A mass $m$ is attached to two springs as shown in the figure. The spring constants of the two springs are $K_1$ and $K_2$. For the frictionless surface, the time period of oscillation of mass $m$ is:

• A. \(2 \pi \sqrt{\frac{m}{K_1-K_2}}\)
• B. \(\frac{1}{2 \pi} \sqrt{\frac{K_1-K_2}{m}}\)
• C. \(\frac{1}{2 \pi} \sqrt{\frac{K_1+K_2}{m}}\)
• D. \(2 \pi \sqrt{\frac{m}{K_1+K_2}}\)

Answer 1

The Correct Option is D

To determine the time period of oscillation of the mass \( m \) attached to two springs on a frictionless surface, we need to consider the spring constants \( K_1 \) and \( K_2 \) of the two springs.

When a mass is attached to two springs in series, the equivalent spring constant \( K_{\text{eq}} \) is given by the formula:

K_{\text{eq}} = \frac{K_1 K_2}{K_1 + K_2}

However, in this setup, the springs are arranged parallel to each other with respect to the mass.

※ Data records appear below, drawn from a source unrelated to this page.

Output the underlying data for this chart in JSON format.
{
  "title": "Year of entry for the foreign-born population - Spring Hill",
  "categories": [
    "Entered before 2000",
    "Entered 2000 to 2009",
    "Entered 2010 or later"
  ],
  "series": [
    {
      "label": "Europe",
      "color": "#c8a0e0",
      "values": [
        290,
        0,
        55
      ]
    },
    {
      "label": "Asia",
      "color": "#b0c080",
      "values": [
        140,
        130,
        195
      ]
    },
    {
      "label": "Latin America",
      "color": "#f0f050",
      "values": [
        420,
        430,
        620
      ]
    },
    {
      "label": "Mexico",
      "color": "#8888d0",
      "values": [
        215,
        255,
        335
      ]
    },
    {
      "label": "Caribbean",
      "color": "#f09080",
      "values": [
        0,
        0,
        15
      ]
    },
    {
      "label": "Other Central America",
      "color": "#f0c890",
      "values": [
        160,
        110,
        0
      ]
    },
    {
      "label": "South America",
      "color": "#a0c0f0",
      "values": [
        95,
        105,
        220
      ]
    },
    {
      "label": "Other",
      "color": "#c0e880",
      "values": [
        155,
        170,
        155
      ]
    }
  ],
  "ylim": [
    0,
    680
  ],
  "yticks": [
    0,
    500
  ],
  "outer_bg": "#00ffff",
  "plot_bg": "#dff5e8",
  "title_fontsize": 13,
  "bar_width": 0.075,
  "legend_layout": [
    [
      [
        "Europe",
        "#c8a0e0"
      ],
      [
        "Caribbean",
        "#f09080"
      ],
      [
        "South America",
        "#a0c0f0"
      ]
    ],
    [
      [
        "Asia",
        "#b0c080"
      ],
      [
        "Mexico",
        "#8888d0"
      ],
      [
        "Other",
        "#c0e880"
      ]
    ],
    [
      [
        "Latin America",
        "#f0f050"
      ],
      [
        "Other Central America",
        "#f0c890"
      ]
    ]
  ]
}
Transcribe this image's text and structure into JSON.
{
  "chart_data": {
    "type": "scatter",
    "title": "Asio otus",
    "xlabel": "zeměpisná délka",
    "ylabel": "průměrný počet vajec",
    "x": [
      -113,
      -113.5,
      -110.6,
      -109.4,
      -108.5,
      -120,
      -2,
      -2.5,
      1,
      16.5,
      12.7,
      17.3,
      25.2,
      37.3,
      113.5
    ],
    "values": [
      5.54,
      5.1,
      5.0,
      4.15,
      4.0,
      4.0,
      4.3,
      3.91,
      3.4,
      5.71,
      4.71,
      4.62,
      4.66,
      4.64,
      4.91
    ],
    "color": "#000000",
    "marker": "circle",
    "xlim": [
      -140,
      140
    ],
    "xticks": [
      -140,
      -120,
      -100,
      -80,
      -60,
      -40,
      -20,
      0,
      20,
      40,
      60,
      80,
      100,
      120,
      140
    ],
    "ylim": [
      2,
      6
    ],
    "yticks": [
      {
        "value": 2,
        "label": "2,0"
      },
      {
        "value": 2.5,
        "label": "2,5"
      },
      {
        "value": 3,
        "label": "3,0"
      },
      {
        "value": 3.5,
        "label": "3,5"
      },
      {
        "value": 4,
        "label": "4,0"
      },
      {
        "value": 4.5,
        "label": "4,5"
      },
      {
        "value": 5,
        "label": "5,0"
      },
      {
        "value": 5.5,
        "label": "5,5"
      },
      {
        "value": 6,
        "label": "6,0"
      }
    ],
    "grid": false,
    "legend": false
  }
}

Thus, the effective spring constant \( K_{\text{eff}} \) is simply the sum of the individual spring constants:

K_{\text{eff}} = K_1 + K_2

The time period \( T \) of oscillation for a mass-spring system on a frictionless surface is given by:

T = 2 \pi \sqrt{\frac{m}{K_{\text{eff}}}}

Substituting the equivalent spring constant:

T = 2 \pi \sqrt{\frac{m}{K_1 + K_2}}

This matches the correct answer: \(2 \pi \sqrt{\frac{m}{K_1+K_2}}\).

Conclusion: The time period of oscillation of the mass \( m \) is given by \( 2 \pi \sqrt{\frac{m}{K_1+K_2}} \), reflecting that the springs contribute together when attached to the mass in parallel.